Pour quoi faire ?

13 août 2023

LE CHEF CONTRE L’HOMME

« Nous ne devons pas oublier, écrivait Clara Zetkin en 1923, que le fascisme est le mouvement des éléments sociaux déçus et privés de moyens d’existence. » Les éléments qu'a observé Marcel Martinet « dans les pays où il semble exercer une domination d’une ampleur et d'une précision inouïe » confirme cette définition. Il se propose d'examiner les conditions historiques de son établissement et de son maintien, et rédige, fin 1933, cette analyse des mécanismes du fascisme qu’il invite à combattre, à commencer en cessant de respecter la hiérarchie, profondément ancrée dans les normes de toute société inégalitaire.
« Le mouvement fasciste est une révolte organisée de la petite bourgeoisie contre les conséquences du capitalisme. » écrivait « un allemand » dans Révolution prolétarienne, en août 1923. Ce que précisait un responsable du Parti socialiste d’Allemagne (SAP), dans la revue Masses, en 1933 : « Le fascisme est la marque même du déclin du capitalisme. Le capitalisme est devenu incapable d'assurer des possibilités de vie suffisantes aux masses. Les masses se mettent alors en mouvement : l'appareil politique de la démocratie s’effrite. Si le prolétariat échoue, le mouvement fasciste remporte la victoire. Ce mouvement de déclassés devient le glaive du capital financier. » Désespérée la masse du lumpenprolétariat, « renforcée par la masse de la petite bourgeoisie non encore prolétarisée mais possédée par l'effroi de la prolétarisation qui se rapproche », est prête à suivre n'importe quel sauveur. « Plus besoin de penser : le chef pense pour eux. […] Quant à l'action, leurs poings n'ont pas une docilité moins empressée, moins affamée d'une furieuse joie de vengeance (qui leur paraît la justice même), à démolir les ennemis du chef, qui sont leurs propres ennemis. » Cette religion de l'action, de l'action pour l’action, sans analyse ni soucis du contenu, qui conduit tout droit à la violence sans frein, est l'opposé de la violence révolutionnaire. « On prête à cette abdication totale de l'individu la dignité d'un consentement libre et réfléchi à une hiérarchie spirituelle. » « Le fascisme, qui exige la démission préalable et permanente de l'individu, c'est le mépris de l'homme. » Fondé sur l'absence de doctrine, il doit cependant se mettre en quête d’une, car il faut un contenu à la « foi » des hommes, et pour justifier idéologiquement le système, il invente, a posteriori et au jour le jour, une « philosophie hiérarchique ». En clair, « les régimes fascistes ne sont pas seulement le règne de la police, ils sont tout autant le règne de la fiction. Et le chef, détaché des siens, déclassé, le chef domine sur la fiction. »

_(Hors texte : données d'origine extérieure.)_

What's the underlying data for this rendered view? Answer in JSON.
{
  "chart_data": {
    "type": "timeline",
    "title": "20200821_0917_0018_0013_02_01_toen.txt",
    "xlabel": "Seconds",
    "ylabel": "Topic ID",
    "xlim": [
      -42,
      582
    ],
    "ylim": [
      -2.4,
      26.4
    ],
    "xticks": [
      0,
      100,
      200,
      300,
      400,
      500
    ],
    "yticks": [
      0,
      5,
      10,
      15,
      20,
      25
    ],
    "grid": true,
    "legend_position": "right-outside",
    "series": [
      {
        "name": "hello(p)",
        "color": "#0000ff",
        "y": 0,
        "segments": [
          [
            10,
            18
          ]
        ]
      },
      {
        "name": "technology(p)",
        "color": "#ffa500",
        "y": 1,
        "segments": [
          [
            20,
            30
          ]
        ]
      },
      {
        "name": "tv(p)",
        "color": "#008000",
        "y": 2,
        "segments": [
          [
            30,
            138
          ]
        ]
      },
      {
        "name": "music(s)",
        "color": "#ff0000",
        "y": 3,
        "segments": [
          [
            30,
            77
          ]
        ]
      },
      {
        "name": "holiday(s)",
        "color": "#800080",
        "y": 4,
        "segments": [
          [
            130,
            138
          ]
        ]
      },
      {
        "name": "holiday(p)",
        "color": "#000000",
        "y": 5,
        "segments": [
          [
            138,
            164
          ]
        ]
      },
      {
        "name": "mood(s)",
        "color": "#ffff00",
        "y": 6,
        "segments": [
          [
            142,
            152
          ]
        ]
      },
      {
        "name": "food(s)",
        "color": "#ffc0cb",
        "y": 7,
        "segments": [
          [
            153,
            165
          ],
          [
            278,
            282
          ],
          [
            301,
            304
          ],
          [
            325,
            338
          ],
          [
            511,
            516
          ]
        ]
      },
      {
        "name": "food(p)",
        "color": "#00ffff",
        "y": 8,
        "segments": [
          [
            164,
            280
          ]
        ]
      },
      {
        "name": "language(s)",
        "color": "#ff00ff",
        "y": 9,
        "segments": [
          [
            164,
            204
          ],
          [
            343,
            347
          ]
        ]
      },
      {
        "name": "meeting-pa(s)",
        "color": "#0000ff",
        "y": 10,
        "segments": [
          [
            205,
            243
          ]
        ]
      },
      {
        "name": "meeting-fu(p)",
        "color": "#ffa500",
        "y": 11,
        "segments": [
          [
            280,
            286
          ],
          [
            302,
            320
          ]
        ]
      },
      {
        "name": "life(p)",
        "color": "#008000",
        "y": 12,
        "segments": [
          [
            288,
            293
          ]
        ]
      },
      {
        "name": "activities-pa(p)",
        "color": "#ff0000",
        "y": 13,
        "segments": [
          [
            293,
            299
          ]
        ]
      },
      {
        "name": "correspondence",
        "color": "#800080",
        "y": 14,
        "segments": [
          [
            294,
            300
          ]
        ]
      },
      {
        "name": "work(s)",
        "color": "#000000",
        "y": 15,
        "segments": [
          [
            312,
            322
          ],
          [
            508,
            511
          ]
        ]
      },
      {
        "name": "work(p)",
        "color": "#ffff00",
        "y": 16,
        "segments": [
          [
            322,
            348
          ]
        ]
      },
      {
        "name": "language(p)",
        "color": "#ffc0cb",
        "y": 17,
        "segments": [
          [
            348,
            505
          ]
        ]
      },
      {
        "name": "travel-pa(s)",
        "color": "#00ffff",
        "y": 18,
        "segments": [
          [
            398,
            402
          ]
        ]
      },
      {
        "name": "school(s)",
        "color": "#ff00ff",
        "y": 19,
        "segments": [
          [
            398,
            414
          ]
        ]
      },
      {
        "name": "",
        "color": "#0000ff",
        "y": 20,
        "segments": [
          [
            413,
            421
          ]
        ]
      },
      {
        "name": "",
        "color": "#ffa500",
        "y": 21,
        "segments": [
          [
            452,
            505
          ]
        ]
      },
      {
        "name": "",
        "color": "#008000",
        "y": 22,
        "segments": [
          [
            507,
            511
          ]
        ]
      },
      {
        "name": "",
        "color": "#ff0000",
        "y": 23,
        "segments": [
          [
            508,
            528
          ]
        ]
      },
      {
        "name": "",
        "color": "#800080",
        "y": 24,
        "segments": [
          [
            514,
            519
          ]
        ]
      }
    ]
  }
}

Marcel Martinet prévient également que si l'idéologie bolcheviste continue « à restreindre ses perspectives à la mesure de l'État russe », à abandonner l’internationalisme, il tendra à ne plus se distinguer du fascisme. Il suit aussi « l'infiltration des tendances fascistes dans les mouvements politiques qu'on qualifie encore de mouvements de gauche », abdication qui renouvelle la faillite, en 1914, des partis socialistes devant la guerre, « intoxiqués par l'habitude des combinaisons politiques, de celles du “moindre mal“ ». En réponse, il préconise la suppression de toute hiérarchie matérielle, la disparition des classes.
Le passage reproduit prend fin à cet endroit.